Meticulously picking over the crab meat is the single most important step in making crab cakes. Nothing ruins a meal like biting into a shell fragment. Here listed are the five steps to preparing crab cakes:

5 Steps to preparing crab cakes:

Pick that crab. Designate one little bowl for shell fragments and another bigger bowl for catching the clean crab. Try to keep the lumps intact as best you can.

For every ¼ kilogram of crab meat, add in a small handful of minced shallot, another of chopped fresh parsley, a bigger handful of diced red pepper, and another of diced green pepper. You will use about half of each pepper.

Also add an egg, three to four heaping spoonful of mayo, a heaping handful of dry breadcrumbs (or toasted fresh crumbs that have been pulsed till fine), and a squirt each of Dijon and Worcestershire sauce. A few shakes of Tabasco, Crystal, or your favorite thin hot sauce are welcome now, too. Mix everything up gently to avoid breaking up the lumps of crab. If the mixture is too wet, you can add in some more breadcrumbs, and if it is too dry then go for the mayo.

Form the patties.

Thoroughly dredge each patty in all-purpose flour and fry them in clarified butter for the best browning.Flip only once. Drain on paper towels, and serve hot with tartar sauce.

Now, for that sidekick sauce. To make a killer tartar, mix together the following: mayo, relish (or minced pickles/gherkins), capers, dill (preferably fresh), fresh chives, Dijon, and fresh lemon juice. The order dictates the general proportion, with mayo being the main ingredient and fresh lemon juice coming in at just a dribble. The sauce can be made ahead of time so you are not frantically mixing while your cakes cool.

If you do forget, you can also make a quick tartar sauce with just mayo and relish.Or, just sprinkle them with lemon juice.

If you still need a recipe, here is one to go with:

Crab cakes with fennel, scallions and green apple

Aioli

Ingredients:

Egg yolk, at room temperature, as fresh as possible

2 cloves garlic, minced

Freshly ground black pepper

1 tbsp. Dijon mustard

1 cup canola oil, or other neutral oil

2 tbsp. lemon juice

1 pinch cayenne pepper

Sea salt

Preparation:

Empty the egg yolk into a small bowl and mix with the minced garlic. Add 1 tbsp. of Dijon mustard and a few generous turns of the pepper mill.
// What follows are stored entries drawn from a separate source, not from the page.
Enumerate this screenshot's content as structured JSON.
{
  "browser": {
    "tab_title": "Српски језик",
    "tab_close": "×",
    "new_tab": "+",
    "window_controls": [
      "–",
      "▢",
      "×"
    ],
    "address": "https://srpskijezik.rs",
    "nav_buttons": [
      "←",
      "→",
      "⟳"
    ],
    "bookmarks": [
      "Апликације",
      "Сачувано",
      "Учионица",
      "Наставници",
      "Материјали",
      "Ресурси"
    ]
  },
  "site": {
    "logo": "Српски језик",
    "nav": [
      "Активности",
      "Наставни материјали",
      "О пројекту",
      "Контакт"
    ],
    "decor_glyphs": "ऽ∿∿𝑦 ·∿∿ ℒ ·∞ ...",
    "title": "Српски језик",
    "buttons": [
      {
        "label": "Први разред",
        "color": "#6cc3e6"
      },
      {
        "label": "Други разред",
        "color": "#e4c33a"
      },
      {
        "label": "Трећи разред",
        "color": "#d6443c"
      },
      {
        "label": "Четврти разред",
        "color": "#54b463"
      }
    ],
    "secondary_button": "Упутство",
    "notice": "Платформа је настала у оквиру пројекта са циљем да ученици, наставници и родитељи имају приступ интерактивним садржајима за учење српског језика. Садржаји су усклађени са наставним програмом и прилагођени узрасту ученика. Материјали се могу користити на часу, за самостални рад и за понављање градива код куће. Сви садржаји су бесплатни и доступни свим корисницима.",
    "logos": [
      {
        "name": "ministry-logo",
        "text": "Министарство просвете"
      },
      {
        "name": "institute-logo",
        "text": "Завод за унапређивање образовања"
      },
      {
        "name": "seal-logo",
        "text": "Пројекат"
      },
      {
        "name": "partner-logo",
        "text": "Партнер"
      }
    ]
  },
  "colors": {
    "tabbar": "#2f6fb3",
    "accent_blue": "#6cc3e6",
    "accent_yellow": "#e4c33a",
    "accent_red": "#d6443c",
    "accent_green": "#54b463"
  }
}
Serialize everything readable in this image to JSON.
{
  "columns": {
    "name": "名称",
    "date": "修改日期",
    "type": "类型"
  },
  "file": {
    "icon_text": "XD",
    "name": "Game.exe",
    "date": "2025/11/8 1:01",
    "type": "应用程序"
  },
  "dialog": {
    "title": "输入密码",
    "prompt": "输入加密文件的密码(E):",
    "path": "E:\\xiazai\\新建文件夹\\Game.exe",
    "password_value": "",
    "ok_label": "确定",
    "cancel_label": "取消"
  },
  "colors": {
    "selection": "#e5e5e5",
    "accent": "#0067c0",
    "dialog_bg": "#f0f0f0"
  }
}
Slowly incorporate the oil in a thin stream, while constantly beating with a fork or mini whisk. Continue whisking for about five minutes, until the mayonnaise has risen in the bowl, turned a very pale yellow and has a consistency firm enough to stick handily to the back of a spoon. Mix in the lemon juice and the cayenne. Add sea salt to taste. Let the mayonnaise rest in the fridge, covered, for at least one hour before use.

Crab Cakes

Ingredients:

1fennel bulb

1tbsp. olive oil

6scallions

½ one green apple

¼ kilogram lump of crab meat

½ cup panko bread crumbs

Canola oil and unsalted butter, for cooking

Preparation:

Remove the stems from your fennel, and then peel the top layer of the bulb. Halve the bulb, and lay each half flat side down on your cutting board. Thinly slice. Sauté the slices over medium-low heat with 1 tbsp. of olive oil until soft. Let the fennel cool slightly, and then roughly chop it.

Wash and trim your scallions, then thinly slice the white parts only.

Halve and core your apple. Lay the flat sides on your cutting board, and thinly slice crosswise and then lengthwise—you are aiming for small batons of apple.

In a large bowl, gently mix the crab with 3/4 cup of the aioli, a few tablespoons at a time. Incorporate the panko breadcrumbs, and then fold in the fennel, scallions and apple.

Form the crab into patties, and then move them to a plate. Cover with plastic and refrigerate for about two hours—you want them to solidify slightly, so they do not fall apart during cooking, and you want to give the flavors a chance to marry.

In a wide sauté pan or shallow Dutch oven, heat some canola oil and butter. Cook the crab cakes a few at a time, making sure not to crowd the pan. Cook them for a few minutes on each side, or until they are golden brown.

Serve with the extra aioli, lemon wedges, a sprinkling of cayenne and/or hot sauce.